What do you think is the future of offices? Is work-from-home here to stay?

I think flexibility is going to be key. Working from home is polarizing – some people love it and some hate it. At Branch, we’ve maintained an office in New York for employees throughout the pandemic. Because we’re a small company, we’re able to block off times for everyone to work from the office safely, and our employees have taken full advantage of that. People loved having the option to go to a different space and feel productive or just get out of the house and have a change of scenery. I think that’s what will translate coming out of this. I think there will be more communal, collaborative spaces where you can go to have a meeting when needed, since it’s hard to sit on Zoom all day. I think there will be more flexibility with people all around the country, but there will be a return to the office.
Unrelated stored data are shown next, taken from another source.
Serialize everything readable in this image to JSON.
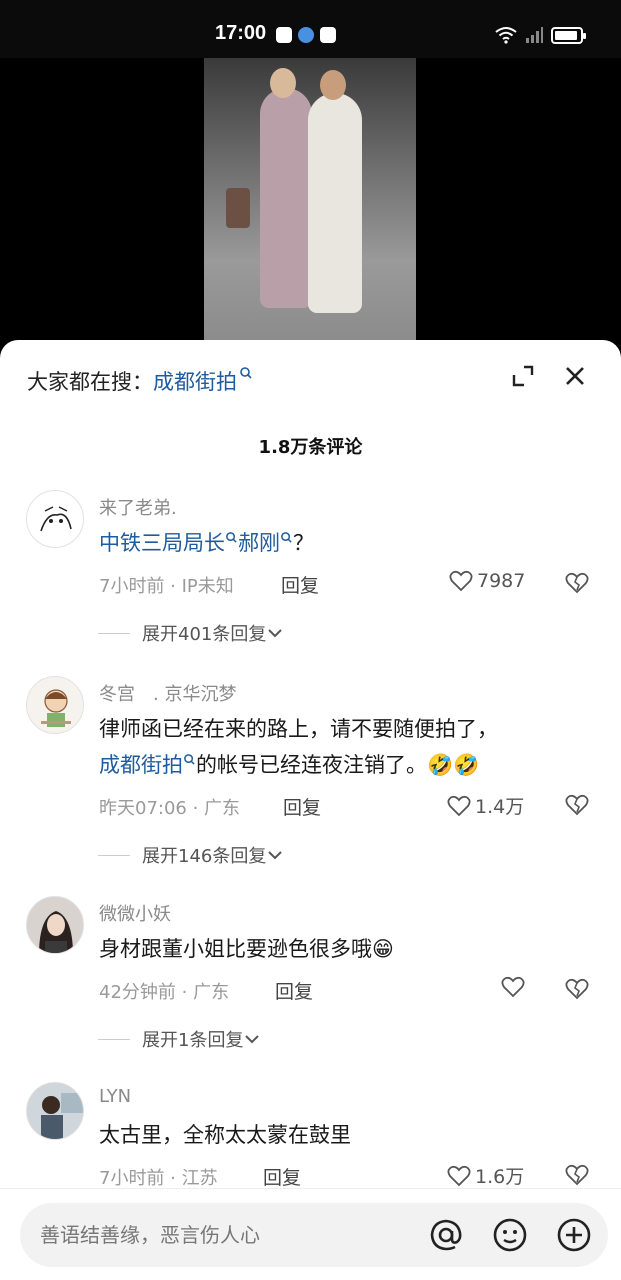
{
  "status": {
    "time": "17:00"
  },
  "search": {
    "prefix": "大家都在搜：",
    "keyword": "成都街拍"
  },
  "comments_count": "1.8万条评论",
  "comments": [
    {
      "name": "来了老弟.",
      "text_parts": [
        "中铁三局局长",
        "郝刚",
        "？"
      ],
      "meta": "7小时前 · IP未知",
      "reply": "回复",
      "likes": "7987",
      "expand": "展开401条回复"
    },
    {
      "name": "冬宫　. 京华沉梦",
      "text_line1": "律师函已经在来的路上，请不要随便拍了，",
      "text_kw": "成都街拍",
      "text_line2_rest": "的帐号已经连夜注销了。🤣🤣",
      "meta": "昨天07:06 · 广东",
      "reply": "回复",
      "likes": "1.4万",
      "expand": "展开146条回复"
    },
    {
      "name": "微微小妖",
      "text": "身材跟董小姐比要逊色很多哦😁",
      "meta": "42分钟前 · 广东",
      "reply": "回复",
      "likes": "",
      "expand": "展开1条回复"
    },
    {
      "name": "LYN",
      "text": "太古里，全称太太蒙在鼓里",
      "meta": "7小时前 · 江苏",
      "reply": "回复",
      "likes": "1.6万"
    }
  ],
  "input": {
    "placeholder": "善语结善缘，恶言伤人心"
  },
  "icons": {
    "search": "search-icon",
    "expand": "expand-icon",
    "close": "close-icon",
    "like": "heart-icon",
    "dislike": "broken-heart-icon",
    "mention": "at-icon",
    "emoji": "emoji-icon",
    "add": "plus-icon"
  },
  "colors": {
    "keyword": "#1f5b9e"
  }
}
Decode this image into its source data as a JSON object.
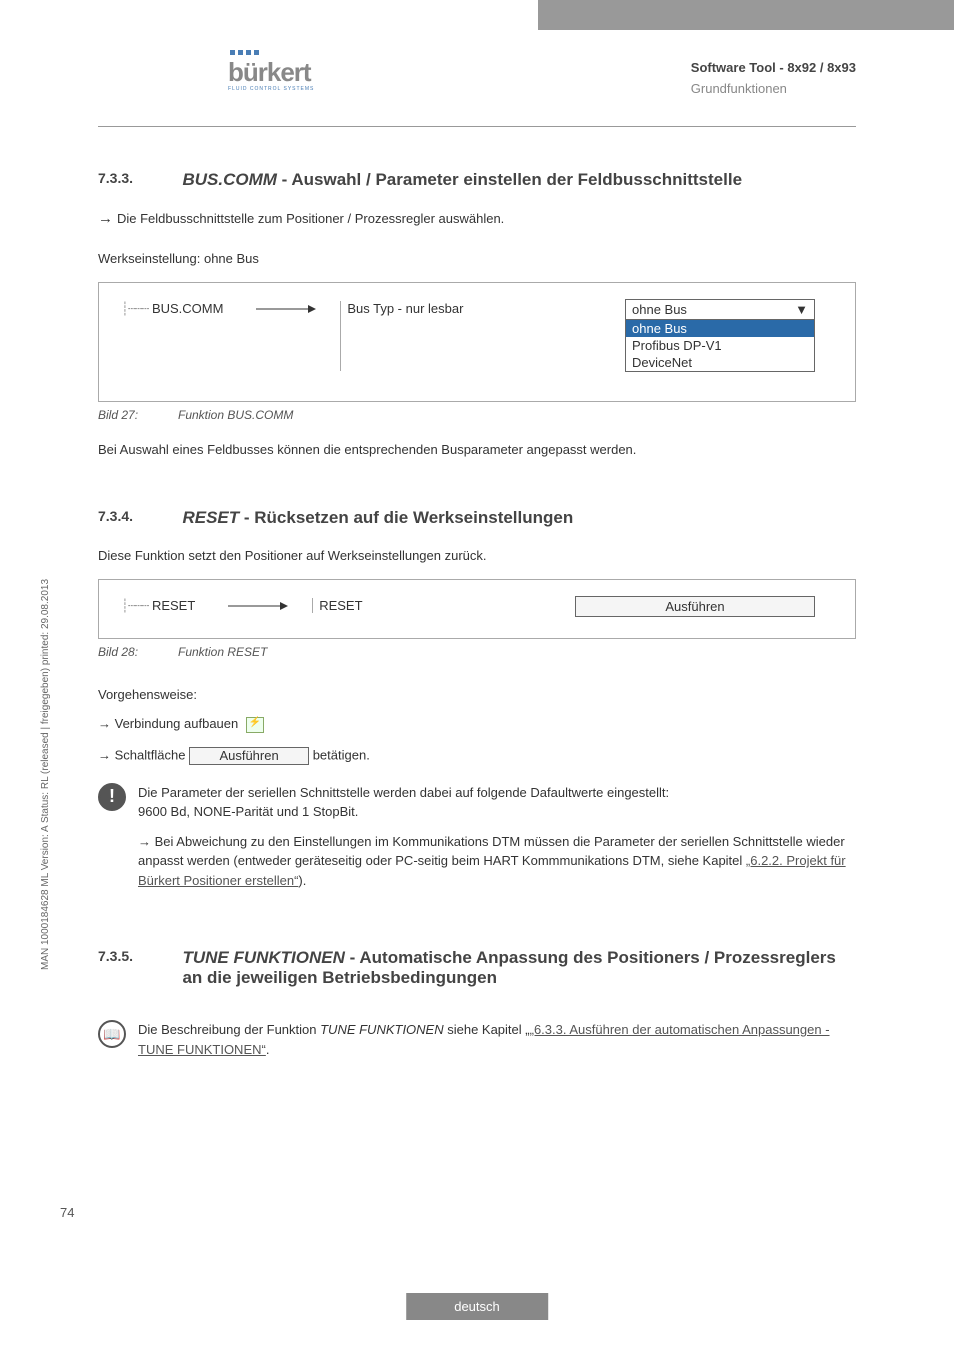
{
  "header": {
    "logo_text": "bürkert",
    "logo_sub": "FLUID CONTROL SYSTEMS",
    "doc_title": "Software Tool - 8x92 / 8x93",
    "doc_sub": "Grundfunktionen"
  },
  "section_733": {
    "num": "7.3.3.",
    "title_italic": "BUS.COMM",
    "title_rest": " - Auswahl / Parameter einstellen der Feldbusschnittstelle",
    "p1": "Die Feldbusschnittstelle zum Positioner / Prozessregler auswählen.",
    "p2": "Werkseinstellung: ohne Bus",
    "box": {
      "tree_label": "BUS.COMM",
      "field_label": "Bus Typ - nur lesbar",
      "dropdown": {
        "selected": "ohne Bus",
        "options": [
          "ohne Bus",
          "Profibus DP-V1",
          "DeviceNet"
        ]
      }
    },
    "caption_label": "Bild 27:",
    "caption_text": "Funktion BUS.COMM",
    "p3": "Bei Auswahl eines Feldbusses können die entsprechenden Busparameter angepasst werden."
  },
  "section_734": {
    "num": "7.3.4.",
    "title_italic": "RESET",
    "title_rest": " - Rücksetzen auf die Werkseinstellungen",
    "p1": "Diese Funktion setzt den Positioner auf Werkseinstellungen zurück.",
    "box": {
      "tree_label": "RESET",
      "field_label": "RESET",
      "button": "Ausführen"
    },
    "caption_label": "Bild 28:",
    "caption_text": "Funktion RESET",
    "proc_heading": "Vorgehensweise:",
    "proc_step1": "Verbindung aufbauen",
    "proc_step2a": "Schaltfläche",
    "proc_step2_btn": "Ausführen",
    "proc_step2b": "betätigen.",
    "note1_line1": "Die Parameter der seriellen Schnittstelle werden dabei auf folgende Dafaultwerte eingestellt:",
    "note1_line2": "9600 Bd, NONE-Parität und 1 StopBit.",
    "note1_sub": "Bei Abweichung zu den Einstellungen im Kommunikations DTM müssen die Parameter der seriellen Schnittstelle wieder anpasst werden (entweder geräteseitig oder PC-seitig beim HART Kommmunikations DTM, siehe Kapitel ",
    "note1_link": "„6.2.2. Projekt für Bürkert Positioner erstellen“",
    "note1_after": ")."
  },
  "section_735": {
    "num": "7.3.5.",
    "title_italic": "TUNE FUNKTIONEN",
    "title_rest": " - Automatische Anpassung des Positioners / Prozessreglers an die jeweiligen Betriebsbedingungen",
    "note_pre": "Die Beschreibung der Funktion ",
    "note_italic": "TUNE FUNKTIONEN",
    "note_mid": " siehe Kapitel „",
    "note_link": "„6.3.3. Ausführen der automatischen Anpassungen  - TUNE FUNKTIONEN“",
    "note_after": "."
  },
  "side_text": "MAN 1000184628 ML Version: A Status: RL (released | freigegeben) printed: 29.08.2013",
  "page_number": "74",
  "footer_lang": "deutsch"
}
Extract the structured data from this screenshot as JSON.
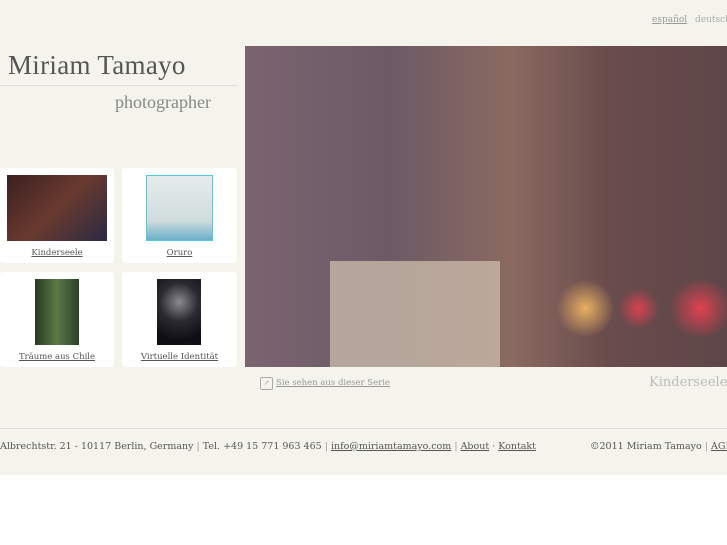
{
  "languages": [
    {
      "label": "español"
    },
    {
      "label": "deutsch"
    }
  ],
  "header": {
    "title": "Miriam Tamayo",
    "subtitle": "photographer"
  },
  "series": [
    {
      "label": "Kinderseele"
    },
    {
      "label": "Oruro"
    },
    {
      "label": "Träume aus Chile"
    },
    {
      "label": "Virtuelle Identität"
    }
  ],
  "viewer": {
    "series_link": "Sie sehen aus dieser Serie",
    "caption": "Kinderseele"
  },
  "footer": {
    "address": "Albrechtstr. 21 - 10117 Berlin, Germany",
    "phone": "Tel. +49 15 771 963 465",
    "email": "info@miriamtamayo.com",
    "about": "About",
    "contact": "Kontakt",
    "copyright": "©2011 Miriam Tamayo",
    "agb": "AGB"
  }
}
How can we optimize our productivity when working from home?

The biggest thing is setting up a dedicated work area for those who haven’t done it yet. If you can get an office chair or a desk riser, you can turn something residential into more of an office. Then you know when you’re in that space or sitting in that chair, that’s office time. For me, the hardest thing in the beginning of the pandemic was separating work life from home life; having that dedicated office space helped a lot. Other than that, trying to move, walk around, go outside for a phone call and get a fresh breath of air.